The Uncertainty of Uncertainty

Conveying uncertainty in data visualisations has become a growing topic in data visualisation circles in the past few years. When considering how to visualise data, one must consider who their audience is and how that audience might interpret a visualisation. In the same way writers adopt different styles of writing to convey information to different audiences, dataviz practitioners might choose color, layout, or typography to suit different audiences (e.g. making a color palette color blind friendly or right-aligning a visualization designed for RTL-writing communities). The options a dataviz practitioner has though are not limited only to the aesthetic design choices. The practitioner’s decision to use a certain type of visualisation itself is contingent on the audience’s ability to understand it.
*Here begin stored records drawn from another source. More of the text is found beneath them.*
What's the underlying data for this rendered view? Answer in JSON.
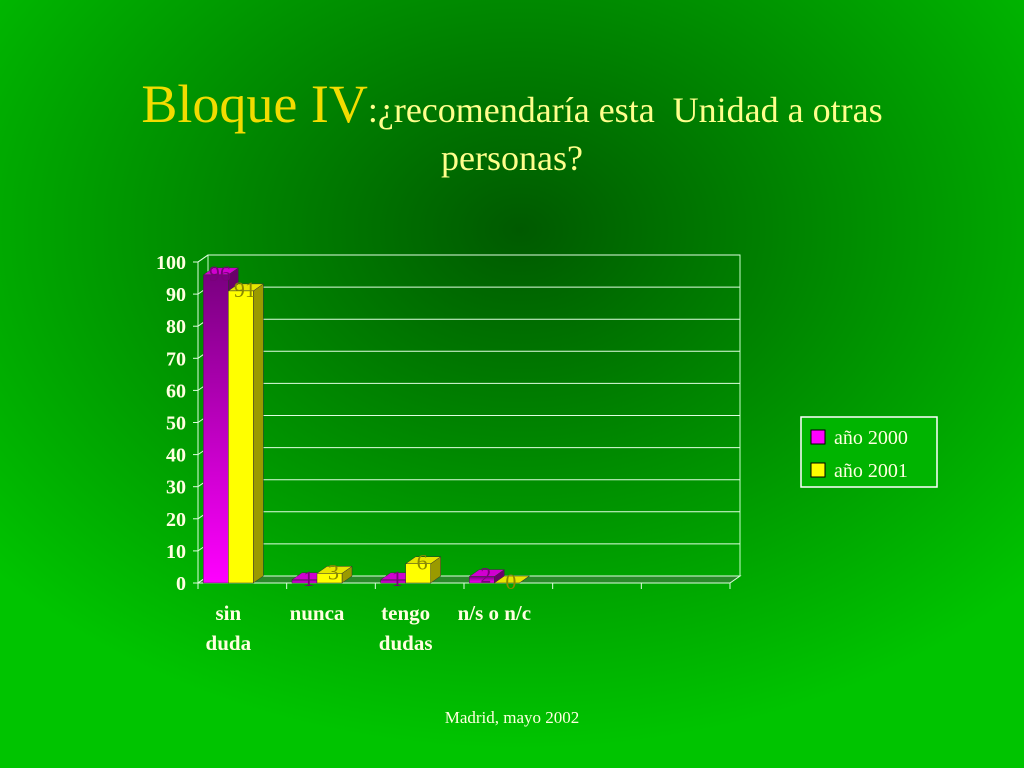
{
  "chart_data": {
    "type": "bar",
    "title": "Bloque IV",
    "subtitle": ":¿recomendaría esta  Unidad a otras personas?",
    "footer": "Madrid, mayo 2002",
    "categories": [
      "sin duda",
      "nunca",
      "tengo dudas",
      "n/s o n/c",
      null,
      null
    ],
    "series": [
      {
        "name": "año 2000",
        "color": "#ff00ff",
        "values": [
          96,
          1,
          1,
          2,
          null,
          null
        ]
      },
      {
        "name": "año 2001",
        "color": "#ffff00",
        "values": [
          91,
          3,
          6,
          0,
          null,
          null
        ]
      }
    ],
    "ylim": [
      0,
      100
    ],
    "yticks": [
      0,
      10,
      20,
      30,
      40,
      50,
      60,
      70,
      80,
      90,
      100
    ],
    "grid": true,
    "legend": "right"
  }
}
This is especially true when visualising the uncertainty we as researchers know exist. While a statistician or analyst in your company or academic department might understand the error bars on a bar chart you send them, the average person might not. This has prompted discussion about ways we visualise uncertainty.

How We Historically Visualise Uncertainty

Conventionally, one might express the uncertainty of a mean value by creating a confidence interval of the difference of a mean and standard deviation. We could express that deviation in an error bar, like such:

library(ggplot2)
library(dplyr)
## 
## Attaching package: 'dplyr'
## The following objects are masked from 'package:stats':
## 
##     filter, lag
## The following objects are masked from 'package:base':
## 
##     intersect, setdiff, setequal, union

iris_sum <- iris %>%
  group_by(Species) %>%
  summarise(mean = mean(Petal.Length),
            sd = sd(Petal.Length))
## `summarise()` ungrouping output (override with `.groups` argument)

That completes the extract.